Ann threw me an exasperated look. “Yeah, yeah, you hate Las Vegas. We get it.”
The elevator doors opened before I could think of a good comeback, and we were face-to-face with twenty-eight family members crammed into the elevator lobby. Everyone began talking at once, yelling at us for disappearing. Ann decided to head out with them for dinner, while I told them I’d meet up after I showered.
I waved good-bye to the herd and fled to my hotel room — relieved to be rid of everyone, even just temporarily. The only good thing about being on vacation with so many people was that you could slip out fairly unnoticed. Even my mom’s hawk eye took a break when she was in vacation mode.
As I showered in a bathroom bigger than my living room back home, I thought about the days ahead and wanted to bury myself in the fluffy white hotel blankets. Christmas was still three days away, and I was already sick of this place.
By the time Christmas Eve rolled around, I was so over it. Most of all, I was tired of how annoyingly chapped my lips got from the recirculated air in our hotel room. My lips would like to say a big F YOU, Caesars Palace.
My parents, along with the other adults, were unusually giddy with excitement — they almost let us kids do whatever the heck we wanted. “Merry Christmas Eve, girls!” my mom practically sang as she busted into our hotel suite that morning. My sister and I grunted from where we were lying side by side on our shared bed, watching Storage Wars on TV. We were still in our pajamas while some of our cousins had already gone downstairs for the breakfast buffet. “You’re not going to stay inside all day, are you?” she demanded as she yanked open the curtains that were heavy enough to shield the entire hotel from an air raid. Ann and I hissed like vampires as the sun touched our faces.
“Mooom! It’s too bright!” Ann whined, shielding herself with her arm.
Normally, this sort of lazy bratfest would have had my mom on our asses so quick we’d be downstairs and dressed in record time. But this was Happy Vegas Mom.
“It’s a beautiful day! Guess what you guys get to do on Christmas Eve?”
We stared at her in silence.
“You get to go SHOPPING! For your own gifts!”
Ann finally showed a sign of life. “Really?!” she asked, sitting straight up for the first time all morning.
“Yes! This way, you get exactly what you want! Isn’t that fun?”
“We have to BUY our own presents?” I asked. I knew that I sounded like a giant spoiled baby. But I didn’t want to choose my own gift. That was NOT Christmasy.
My mom looked crestfallen. “What’s the problem now? I thought you girls would love this! You never like the stuff I pick out anyway!”
It was true. Every year my mom bought us stuff like matching sweater sets, or gift cards to movie theatres or Starbucks. Honestly, she was the queen of regifting things her coworkers had gotten her, like the time we got Crabtree & Evelyn lotion that made us smell like old ladies.
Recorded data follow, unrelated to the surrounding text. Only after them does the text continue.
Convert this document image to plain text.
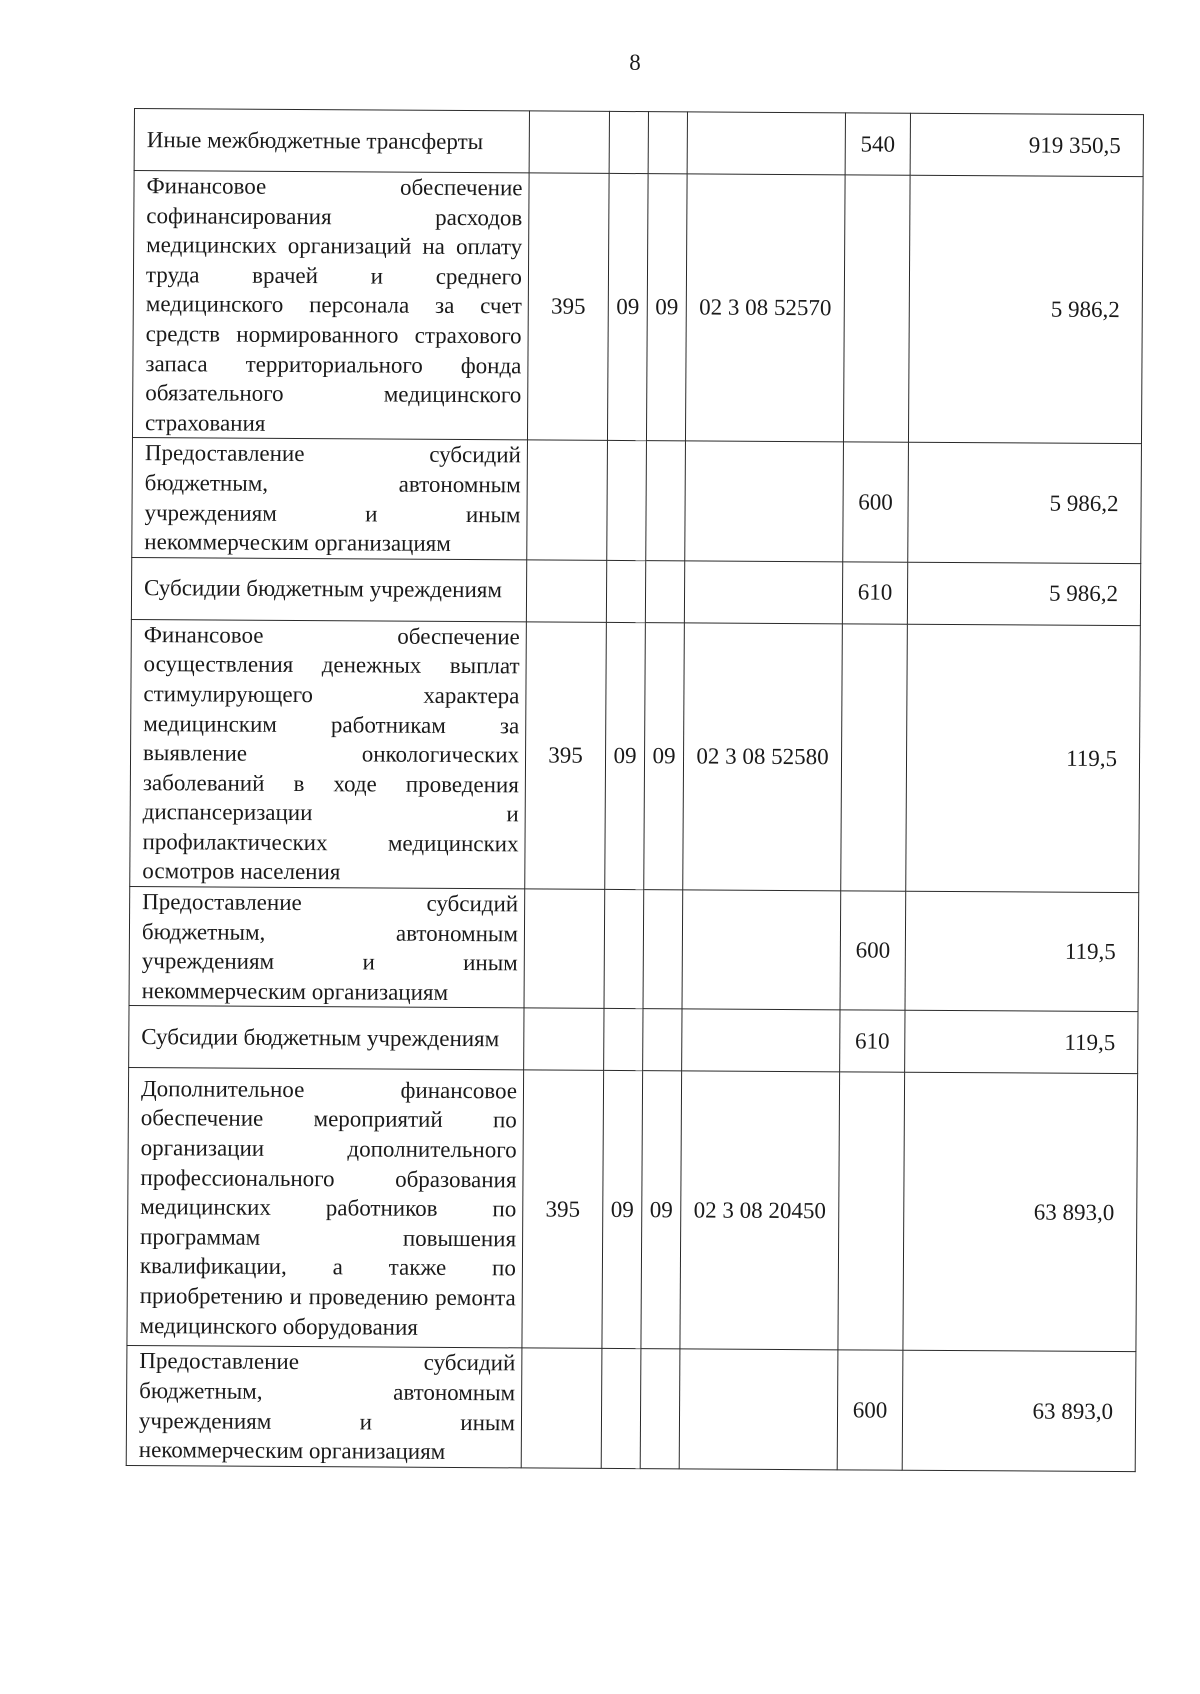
8
Иные межбюджетные трансферты					540	919 350,5
Финансовое обеспечение софинансирования расходов медицинских организаций на оплату труда врачей и среднего медицинского персонала за счет средств нормированного страхового запаса территориального фонда обязательного медицинского страхования	395	09	09	02 3 08 52570		5 986,2
Предоставление субсидий бюджетным, автономным учреждениям и иным некоммерческим организациям					600	5 986,2
Субсидии бюджетным учреждениям					610	5 986,2
Финансовое обеспечение осуществления денежных выплат стимулирующего характера медицинским работникам за выявление онкологических заболеваний в ходе проведения диспансеризации и профилактических медицинских осмотров населения	395	09	09	02 3 08 52580		119,5
Предоставление субсидий бюджетным, автономным учреждениям и иным некоммерческим организациям					600	119,5
Субсидии бюджетным учреждениям					610	119,5
Дополнительное финансовое обеспечение мероприятий по организации дополнительного профессионального образования медицинских работников по программам повышения квалификации, а также по приобретению и проведению ремонта медицинского оборудования	395	09	09	02 3 08 20450		63 893,0
Предоставление субсидий бюджетным, автономным учреждениям и иным некоммерческим организациям					600	63 893,0
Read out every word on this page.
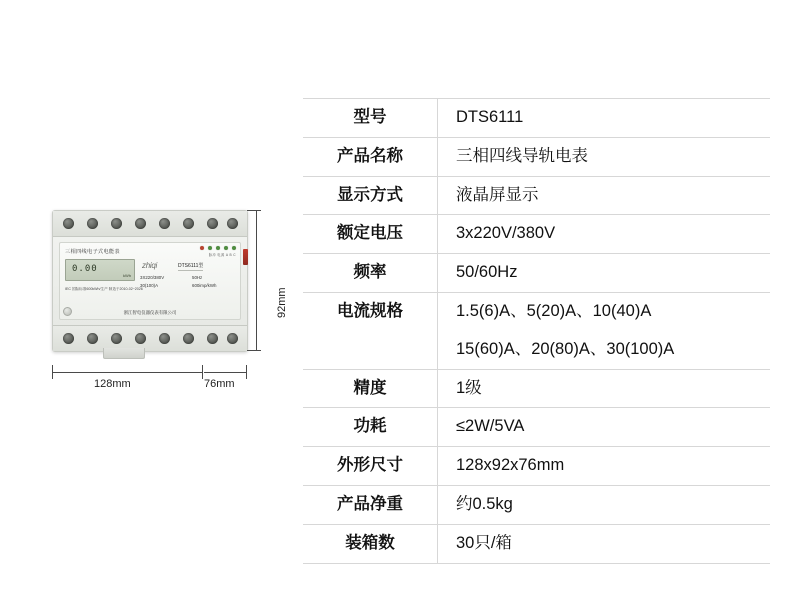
三相四线电子式电能表	脉冲 电源 A B C
0.00
kWh
zhiqi	DTS6111型
3X220/380V	50Hz
30(100)A	600imp/kWh
IEC 国际标准600kWh/生产 制造于2010-02~2026
浙江智电仪器仪表有限公司	92mm
128mm	76mm
型号	DTS6111
产品名称	三相四线导轨电表
显示方式	液晶屏显示
额定电压	3x220V/380V
频率	50/60Hz
电流规格	1.5(6)A、5(20)A、10(40)A
	15(60)A、20(80)A、30(100)A
精度	1级
功耗	≤2W/5VA
外形尺寸	128x92x76mm
产品净重	约0.5kg
装箱数	30只/箱
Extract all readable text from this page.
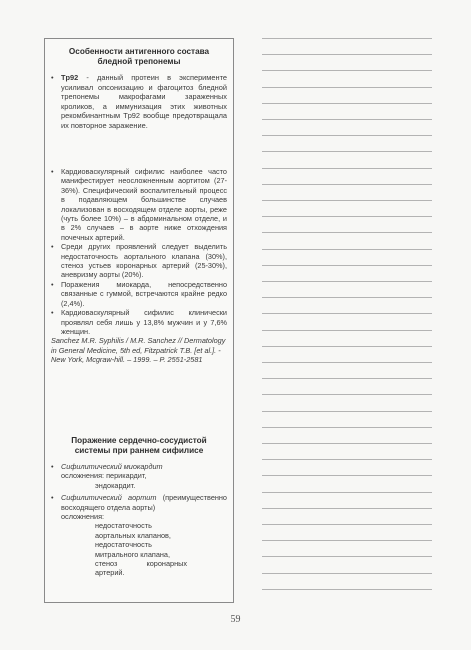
Особенности антигенного состава бледной трепонемы
• Tp92 - данный протеин в эксперименте усиливал опсонизацию и фагоцитоз бледной трепонемы макрофагами зараженных кроликов, а иммунизация этих животных рекомбинантным Tp92 вообще предотвращала их повторное заражение.
• Кардиоваскулярный сифилис наиболее часто манифестирует неосложненным аортитом (27-36%). Специфический воспалительный процесс в подавляющем большинстве случаев локализован в восходящем отделе аорты, реже (чуть более 10%) – в абдоминальном отделе, и в 2% случаев – в аорте ниже отхождения почечных артерий.
• Среди других проявлений следует выделить недостаточность аортального клапана (30%), стеноз устьев коронарных артерий (25-30%), аневризму аорты (20%).
• Поражения миокарда, непосредственно связанные с гуммой, встречаются крайне редко (2,4%).
• Кардиоваскулярный сифилис клинически проявлял себя лишь у 13,8% мужчин и у 7,6% женщин.
Sanchez M.R. Syphilis / M.R. Sanchez // Dermatology in General Medicine, 5th ed, Fitzpatrick T.B. [et al.]. - New York, Mcgraw-hill. – 1999. – P. 2551-2581
Поражение сердечно-сосудистой системы при раннем сифилисе
• Сифилитический миокардит
осложнения: перикардит,
эндокардит.
• Сифилитический аортит (преимущественно восходящего отдела аорты)
осложнения:
недостаточность аортальных клапанов,
недостаточность митрального клапана,
стеноз коронарных артерий.
59
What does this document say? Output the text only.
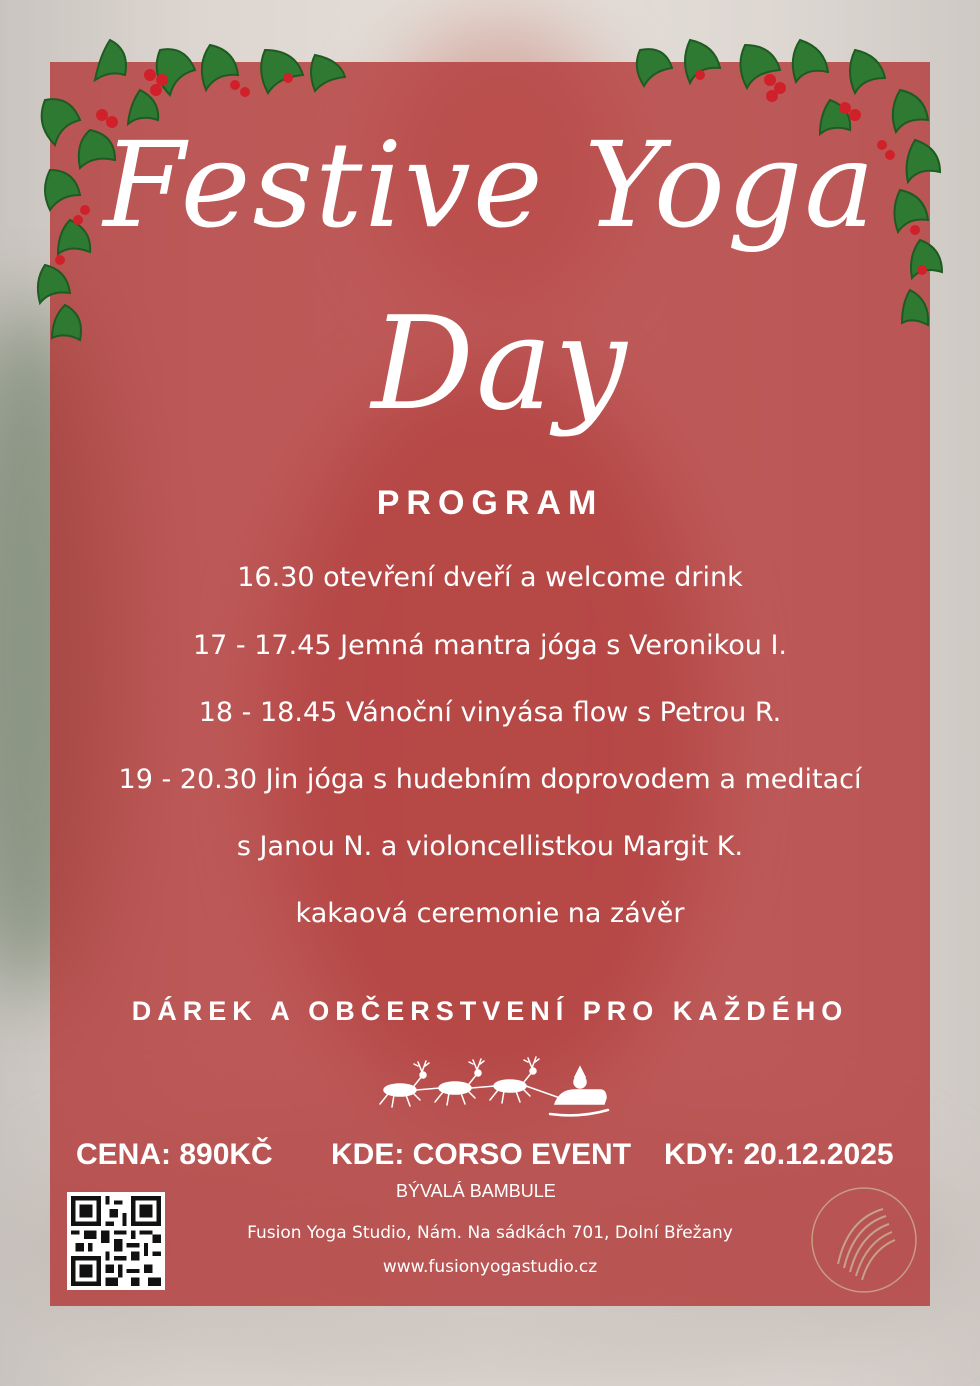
Festive Yoga
Day
PROGRAM
16.30 otevření dveří a welcome drink
17 - 17.45 Jemná mantra jóga s Veronikou I.
18 - 18.45 Vánoční vinyása flow s Petrou R.
19 - 20.30 Jin jóga s hudebním doprovodem a meditací
s Janou N. a violoncellistkou Margit K.
kakaová ceremonie na závěr
DÁREK A OBČERSTVENÍ PRO KAŽDÉHO
CENA: 890KČ KDE: CORSO EVENT KDY: 20.12.2025
BÝVALÁ BAMBULE
Fusion Yoga Studio, Nám. Na sádkách 701, Dolní Břežany
www.fusionyogastudio.cz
But at least she thought of us for a nanosecond, and then gift wrapped something. This was just depressing.
“I just … it’s not right!” I exclaimed. And to my surprise, tears started pricking my eyes.
My mom stared at me, aghast. “I can’t do anything right!” Then she shook her head and left the room, calling out, “Do whatever you want. The cash is on the table. Meet us for dinner at the buffet at six.”
When she was gone, Ann gave me a weird look. “What’s your problem? Are you on your period or something?” I threw a pillow at her face, which made her scream and then storm into the bathroom, slamming the heavy double doors behind her.